Petroniusz | 2020-05-25 23:30:23
A jak ktoś woli grill, to wewnątrz tych ruin jeszcze wczoraj stał, do wykorzystania.
Petroniusz | 2020-05-25 23:36:53
W niedzielne późne popołudnie na drodze z Lubiechowa do jeziora spotkaliśmy sporo osób. Nie przestraszyły ich nawet zapowiedziane burze (my wróciliśmy do domu kompletnie mokrzy a wózek syna to chyba dopiero na myjni samochodowej doczyszczę :)). Ale pomimo tego "tłoku" to miejsce wydaje się trochę zapomniane. Z fajną historią związaną z Zamkiem Książ a jednak zapomniane. Może znaczenie ma fakt, że to już nie jest Wałbrzych, że pewnie terenem zarządza Nadleśnictwo, z którym trudno się dogadać. Nie wiem. A może lepiej dla tego miejsca, że nie stało się jakąś wielką atrakcją turystyczną?

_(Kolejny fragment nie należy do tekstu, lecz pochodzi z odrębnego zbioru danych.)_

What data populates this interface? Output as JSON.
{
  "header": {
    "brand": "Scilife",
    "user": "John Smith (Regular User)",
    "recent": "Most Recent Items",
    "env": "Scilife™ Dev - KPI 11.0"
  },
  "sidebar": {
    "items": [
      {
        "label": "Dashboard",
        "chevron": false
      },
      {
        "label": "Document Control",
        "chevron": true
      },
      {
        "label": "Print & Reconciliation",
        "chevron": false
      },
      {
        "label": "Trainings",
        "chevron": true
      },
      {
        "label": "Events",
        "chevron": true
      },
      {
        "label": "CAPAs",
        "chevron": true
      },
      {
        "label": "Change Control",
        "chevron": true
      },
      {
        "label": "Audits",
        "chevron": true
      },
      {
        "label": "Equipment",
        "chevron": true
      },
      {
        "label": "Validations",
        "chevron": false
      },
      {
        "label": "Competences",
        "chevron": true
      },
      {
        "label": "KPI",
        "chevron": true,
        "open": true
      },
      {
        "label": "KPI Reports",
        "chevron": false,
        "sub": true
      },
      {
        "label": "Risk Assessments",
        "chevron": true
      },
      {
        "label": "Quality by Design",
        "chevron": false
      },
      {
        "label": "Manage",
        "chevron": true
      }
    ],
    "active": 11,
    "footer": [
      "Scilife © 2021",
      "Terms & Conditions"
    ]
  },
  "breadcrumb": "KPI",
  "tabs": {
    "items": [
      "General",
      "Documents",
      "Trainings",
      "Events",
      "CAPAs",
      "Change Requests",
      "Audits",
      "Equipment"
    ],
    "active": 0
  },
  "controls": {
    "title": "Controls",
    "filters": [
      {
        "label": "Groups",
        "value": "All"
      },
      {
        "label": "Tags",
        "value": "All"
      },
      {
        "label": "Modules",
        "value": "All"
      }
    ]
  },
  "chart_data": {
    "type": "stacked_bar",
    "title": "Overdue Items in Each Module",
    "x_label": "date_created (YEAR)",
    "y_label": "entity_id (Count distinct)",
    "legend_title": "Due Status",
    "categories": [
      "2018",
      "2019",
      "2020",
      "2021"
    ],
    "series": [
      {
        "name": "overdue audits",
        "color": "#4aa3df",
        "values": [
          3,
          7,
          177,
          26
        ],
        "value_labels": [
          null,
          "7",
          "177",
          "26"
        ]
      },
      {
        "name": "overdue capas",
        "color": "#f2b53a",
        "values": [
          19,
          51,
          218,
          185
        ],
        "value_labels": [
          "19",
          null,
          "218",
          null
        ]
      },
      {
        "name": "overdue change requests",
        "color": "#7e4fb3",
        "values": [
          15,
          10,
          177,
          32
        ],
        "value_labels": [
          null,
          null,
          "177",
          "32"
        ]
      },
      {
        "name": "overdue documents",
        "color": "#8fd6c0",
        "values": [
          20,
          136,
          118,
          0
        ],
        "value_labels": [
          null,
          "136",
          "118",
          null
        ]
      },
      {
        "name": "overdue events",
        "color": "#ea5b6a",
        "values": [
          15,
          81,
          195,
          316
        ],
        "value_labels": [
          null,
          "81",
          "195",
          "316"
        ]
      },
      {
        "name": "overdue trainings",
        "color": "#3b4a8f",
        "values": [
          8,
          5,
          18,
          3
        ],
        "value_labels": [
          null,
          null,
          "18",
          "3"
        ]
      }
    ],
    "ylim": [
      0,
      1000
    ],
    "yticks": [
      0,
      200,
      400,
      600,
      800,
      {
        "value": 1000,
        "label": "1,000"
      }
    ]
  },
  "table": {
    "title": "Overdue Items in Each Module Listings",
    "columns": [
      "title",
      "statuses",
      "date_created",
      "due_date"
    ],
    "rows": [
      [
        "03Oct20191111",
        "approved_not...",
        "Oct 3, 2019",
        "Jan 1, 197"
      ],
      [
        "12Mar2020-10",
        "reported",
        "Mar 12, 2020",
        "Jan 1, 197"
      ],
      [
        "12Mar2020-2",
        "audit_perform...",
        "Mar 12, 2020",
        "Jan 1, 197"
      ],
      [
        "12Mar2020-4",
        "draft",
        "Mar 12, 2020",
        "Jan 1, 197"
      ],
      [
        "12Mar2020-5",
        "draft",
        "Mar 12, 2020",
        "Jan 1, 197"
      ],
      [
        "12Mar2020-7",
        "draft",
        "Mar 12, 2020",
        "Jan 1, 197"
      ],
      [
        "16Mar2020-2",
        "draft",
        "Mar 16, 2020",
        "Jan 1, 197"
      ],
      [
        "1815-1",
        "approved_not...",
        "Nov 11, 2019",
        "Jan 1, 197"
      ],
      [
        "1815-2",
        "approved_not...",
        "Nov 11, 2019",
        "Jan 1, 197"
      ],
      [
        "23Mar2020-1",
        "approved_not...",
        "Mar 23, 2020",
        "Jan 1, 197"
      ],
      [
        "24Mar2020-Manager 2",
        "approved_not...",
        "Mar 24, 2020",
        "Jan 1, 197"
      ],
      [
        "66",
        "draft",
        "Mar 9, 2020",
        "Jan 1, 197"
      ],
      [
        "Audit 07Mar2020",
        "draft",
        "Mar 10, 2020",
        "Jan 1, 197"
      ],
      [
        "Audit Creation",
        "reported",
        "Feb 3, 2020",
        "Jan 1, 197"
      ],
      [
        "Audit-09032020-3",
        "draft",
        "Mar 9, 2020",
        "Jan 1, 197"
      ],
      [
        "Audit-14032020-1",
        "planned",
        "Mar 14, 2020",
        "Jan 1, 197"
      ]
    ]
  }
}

moose | 2020-05-26 01:02:27
Dla mnie mankamentem Jeziorka było zawsze dojście lub dojazd. Intensywne pozyskiwanie drewna powodowało niszczenie dróg leśnych (suche koleiny, albo grzęzawiska przy deszczowej pogodzie), co skutecznie zniechęcało do odwiedzin jeziorka. Poza tym miejsce samo w sobie jest mało pojemne turystycznie i jedna, czy dwie hałaśliwe grupy to już za dużo na taki obiekt. Na rower ok, ale na wycieczkę całodzienną to za mało.
Ryszard Kumorek | 2020-05-26 16:03:29
Wiem tylko jedno - tam, gdzie nie ma dobrej drogi (asfaltu, grys), tam nie ma blachosmrodów. I może to lepiej. Ci co przyjeżdżają na rowerach, czy na innych jednośladach lub pieszo już inaczej traktują pobyt tam, chociaż i tutaj są wyjątki. Ale generalnie, gdzie dobry dojazd, tam tłumy, hałas, smród i śmieci. Vide ostatnio Zamek Cisy. W Książańskim Parku tylko jeszcze Str. Książ się uchował. I żeby w tych obu miejscach było tak jak najdłużej.
moose | 2020-05-26 16:55:49
A tu się akurat z Tobą zgodzę Ryszardzie. Trzymać blachosmrodziarzy jak najdalej od pięknych miejsc. Przynajmniej na dystans półgodzinnego spaceru.